# Mediatonic and Devolver Digital Remake Hatoful Boyfriend



## Castiel (Jun 6, 2014)

>mfw
[YOUTUBE]http://www.youtube.com/watch?v=E2VCwBzGdPM[/YOUTUBE]


----------



## Crimson Dragoon (Jun 6, 2014)

this is GOTY material


----------



## Castiel (Jun 6, 2014)

> “Our research shows that consumer fatigue for space marines and dragons is at an all-time high – gamers are ready for something new and fresh,” said Devolver Digital CFO Fork Parker. “Semi-realistic pigeon dating simulations are the next great frontier in video games.”

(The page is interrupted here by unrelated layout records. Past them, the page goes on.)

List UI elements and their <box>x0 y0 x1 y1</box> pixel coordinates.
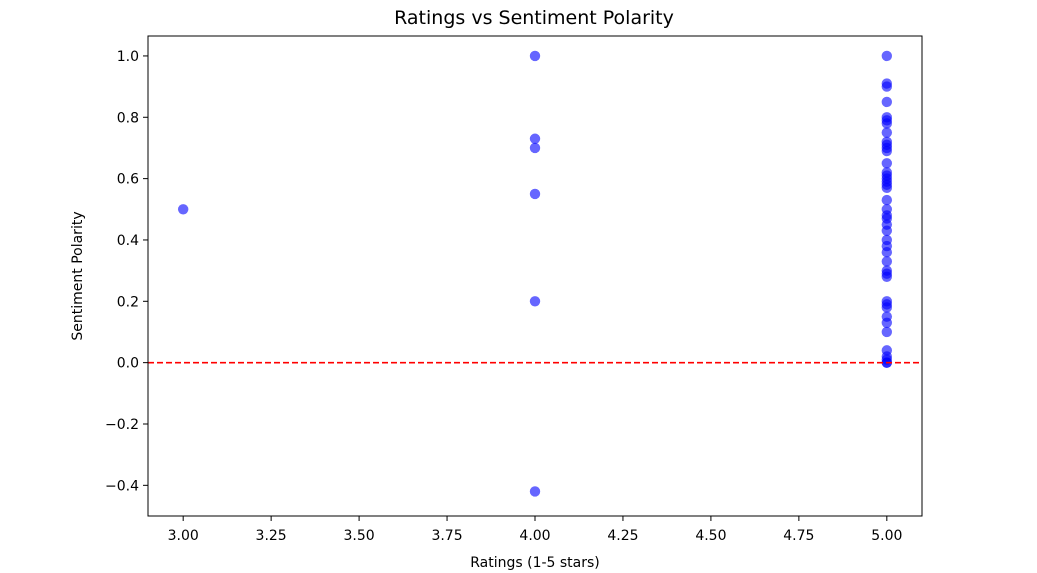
data-point <box>881 326 893 338</box>
data-point <box>529 142 541 154</box>
data-point <box>529 133 541 144</box>
y-tick-label: 0.8 <box>117 110 139 126</box>
data-point <box>529 296 541 307</box>
data-point <box>529 50 541 62</box>
data-point <box>881 115 893 126</box>
data-point <box>881 299 893 310</box>
x-tick-label: 4.50 <box>695 528 726 544</box>
y-tick-label: 0.0 <box>117 356 139 372</box>
data-points <box>177 50 893 497</box>
data-point <box>881 50 893 62</box>
y-tick-label: 0.4 <box>117 233 139 249</box>
data-point <box>881 256 893 267</box>
y-axis-ticks: −0.4 −0.2 0.0 0.2 0.4 0.6 0.8 1.0 <box>105 49 148 494</box>
x-tick-label: 4.25 <box>607 528 638 544</box>
y-tick-label: −0.2 <box>105 417 139 433</box>
data-point <box>881 81 893 92</box>
data-point <box>881 176 893 187</box>
chart-title: Ratings vs Sentiment Polarity <box>394 7 674 29</box>
data-point <box>881 268 893 279</box>
data-point <box>881 317 893 328</box>
x-tick-label: 3.00 <box>168 528 199 544</box>
x-tick-label: 4.75 <box>783 528 814 544</box>
data-point <box>529 486 541 497</box>
x-axis-label: Ratings (1-5 stars) <box>470 555 600 571</box>
data-point <box>881 194 893 206</box>
data-point <box>881 247 893 258</box>
data-point <box>177 204 189 215</box>
plot-area-frame <box>147 35 923 517</box>
y-tick-label: 0.6 <box>117 172 139 188</box>
x-tick-label: 3.25 <box>256 528 287 544</box>
y-tick-label: −0.4 <box>105 478 139 494</box>
y-tick-label: 1.0 <box>117 49 139 65</box>
x-axis-ticks: 3.00 3.25 3.50 3.75 4.00 4.25 4.50 4.75 5.00 <box>168 516 902 544</box>
data-point <box>529 188 541 200</box>
x-tick-label: 4.00 <box>519 528 550 544</box>
y-tick-label: 0.2 <box>117 294 139 310</box>
data-point <box>881 219 893 230</box>
x-tick-label: 3.75 <box>431 528 462 544</box>
y-axis-label: Sentiment Polarity <box>70 211 86 340</box>
data-point <box>881 145 893 157</box>
data-point <box>881 351 893 362</box>
data-point <box>881 127 893 138</box>
x-tick-label: 3.50 <box>344 528 375 544</box>
x-tick-label: 5.00 <box>871 528 902 544</box>
data-point <box>881 96 893 108</box>
data-point <box>881 158 893 169</box>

truly Devolver knows what we need


----------



## Crimson Dragoon (Jun 6, 2014)

and what we need are REALISTIC pigeon dating sims


----------



## Son Goku (Jun 6, 2014)

Day one buy. This is what we were missing in our lives.


----------



## Xiammes (Jun 6, 2014)




----------



## Raidou Kuzunoha (Jun 6, 2014)

Remaking the greatest game of all time

This is the most important remake of a game since the fan pandering of remaking FF7


----------



## ThanatoSeraph (Jun 6, 2014)

I had thought this day would never come.

At last, salvation is upon the gaming industry.


----------



## Es (Jun 6, 2014)

10/10 Game


----------



## Crimson Dragoon (Jun 6, 2014)

new and fresh, guys 

it's hard to be more outside the box than this


----------



## Kyuuzen (Jun 7, 2014)

God.  Oh _God_.

Yes.


----------



## αshɘs (Jun 7, 2014)

Finally, our time has come!


----------



## Kei (Jun 8, 2014)

I played the original and holy shit, yes, yeesssss


----------



## Millefeuille (Jun 8, 2014)

started playing the original
11/10
would bang em al


----------



## Platinum (Jun 8, 2014)

Innovation the industry definitely needed.


----------



## Naruko (Jun 10, 2014)

So very coo.


----------



## Monna (Jun 10, 2014)

There are fangirls who ship these birds unironically. This is only the beginning.


----------



## Castiel (Jul 18, 2014)

steam page is up



> Special Note
> No birds were hurt in the making of Hatoful Boyfriend. In fact, many found love.


----------



## Lord Yu (Jul 20, 2014)

I am ready.


----------